With the tightening of lending restrictions, consumers of all income levels may find it more difficult to secure the money they need. The smart consumer knows in advance of applying for a loan the average lending rates for that particular need. With the information in hand, they will be able to recognize a good loan offer from one that will cost more. Here are the most recent average rates for various types of lending.
- Mortgage rates are at an all-time low, making it the perfect time to buy or refinance to reduce your current mortgage payment. Fixed rates are the standard term for most lenders. As of August 16, the average rate for a 30-year fixed was 3.56%; while a 15-year fixed-rate mortgage stood at 2.88%.
- Auto loans are the second largest debt for most consumers after mortgages. The rates fluctuate from seller to seller, depending on whether the dealer is taking the risk of lending you the funds or they bundle multiple accounts and sell them to an investor. The current average rate for a 48-month new car loan is at a record low of 2.25%, with the longest available loan of 72 months at 3.74%. In the market for a used car for model years 2005-2008, the average for a 36-month loan is currently 2.25%.
- Student loans backed by the Fed (Stafford loans) are fixed at 3.4%; while private institutions with variable interest rates traditionally are higher but currently range from 3.25% to 9.25%.

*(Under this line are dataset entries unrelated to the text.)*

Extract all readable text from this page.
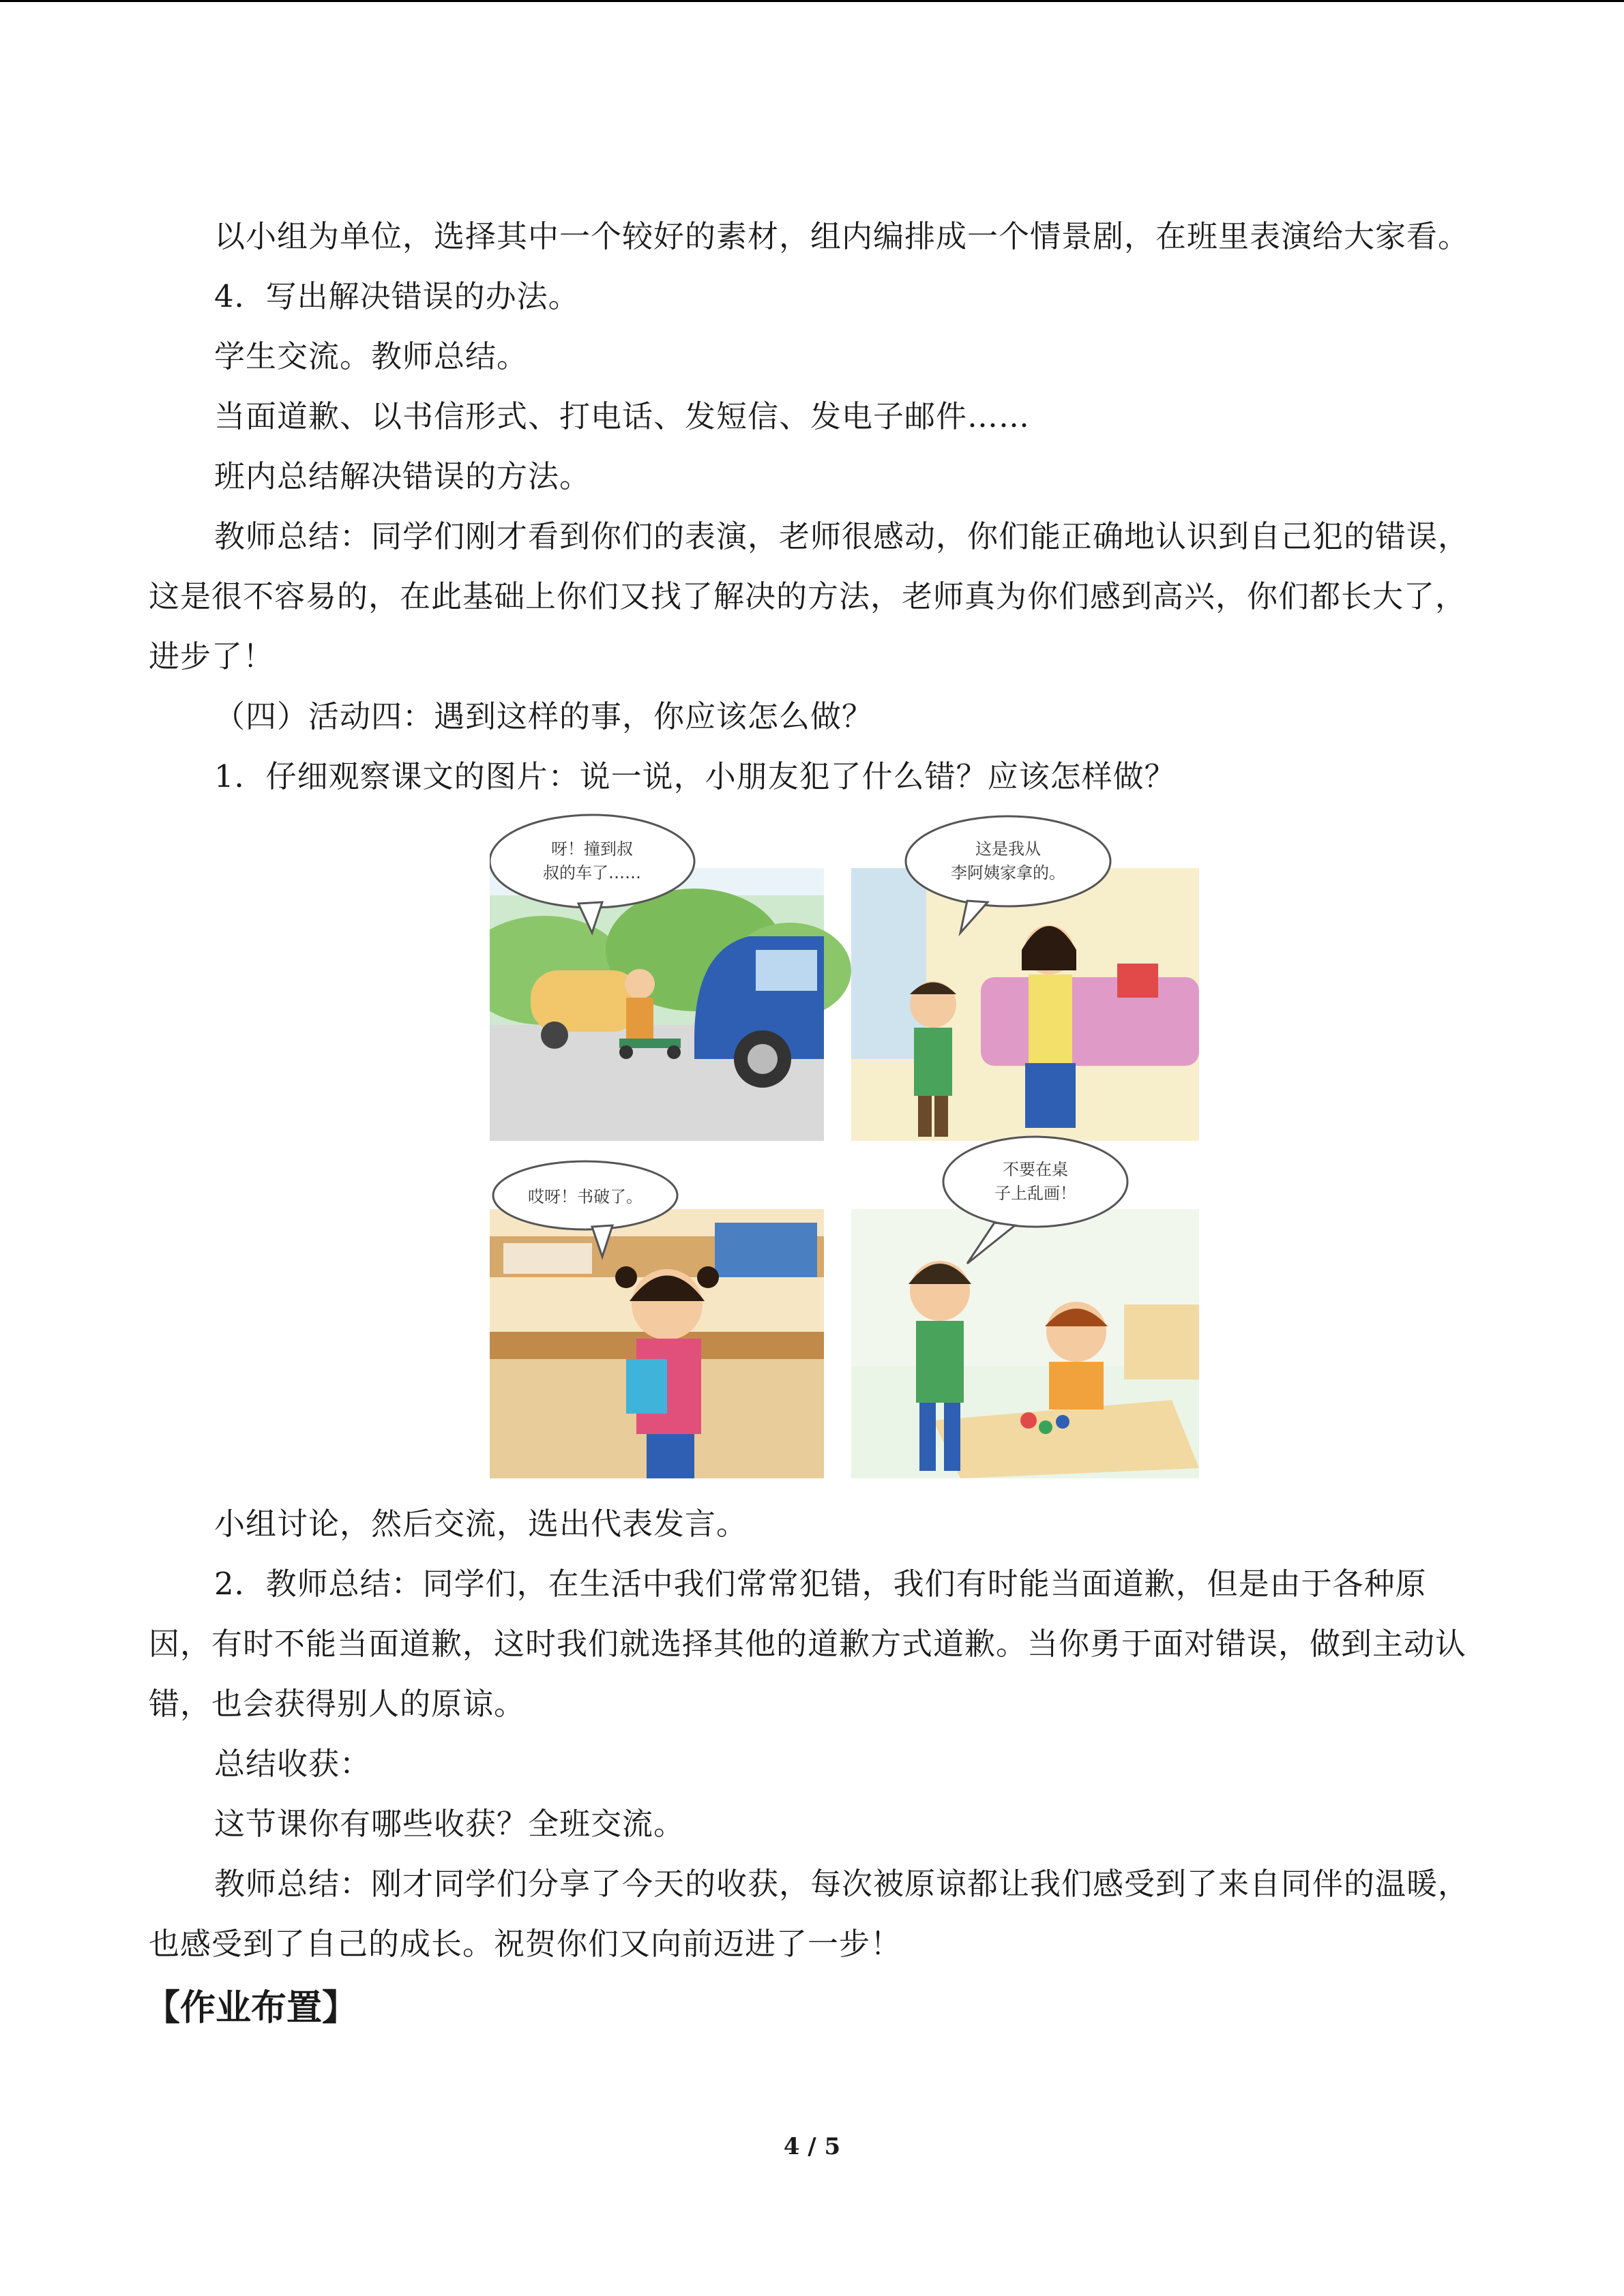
以小组为单位，选择其中一个较好的素材，组内编排成一个情景剧，在班里表演给大家看。

4．写出解决错误的办法。

学生交流。教师总结。

当面道歉、以书信形式、打电话、发短信、发电子邮件……

班内总结解决错误的方法。

教师总结：同学们刚才看到你们的表演，老师很感动，你们能正确地认识到自己犯的错误，这是很不容易的，在此基础上你们又找了解决的方法，老师真为你们感到高兴，你们都长大了，进步了！

（四）活动四：遇到这样的事，你应该怎么做？

1．仔细观察课文的图片：说一说，小朋友犯了什么错？应该怎样做？

呀！撞到叔
叔的车了……
这是我从
李阿姨家拿的。
哎呀！书破了。
不要在桌
子上乱画！

小组讨论，然后交流，选出代表发言。

2．教师总结：同学们，在生活中我们常常犯错，我们有时能当面道歉，但是由于各种原因，有时不能当面道歉，这时我们就选择其他的道歉方式道歉。当你勇于面对错误，做到主动认错，也会获得别人的原谅。

总结收获：

这节课你有哪些收获？全班交流。

教师总结：刚才同学们分享了今天的收获，每次被原谅都让我们感受到了来自同伴的温暖，也感受到了自己的成长。祝贺你们又向前迈进了一步！

【作业布置】
4 / 5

- Credit cards have maintained a consistent interest rate during the last few months, with the average rate of just short of 15 percent at 14.97%. In addition, current offers include generous long-term introductory rates of up to 21 months that can save consumers hundreds of dollars in interest.
The Wall Street Journal’s Market Data Center posts the prime rate for 30 financial institutions. Mortgages, auto loans and credit card rates adjust in step with changes in this rate. To track current rates for mortgages, auto loans and market funds, check your local newspaper; most publish a list at least weekly. Another online source that may help consumers who are looking to borrow is Forecasts.org, a website that projects future rates.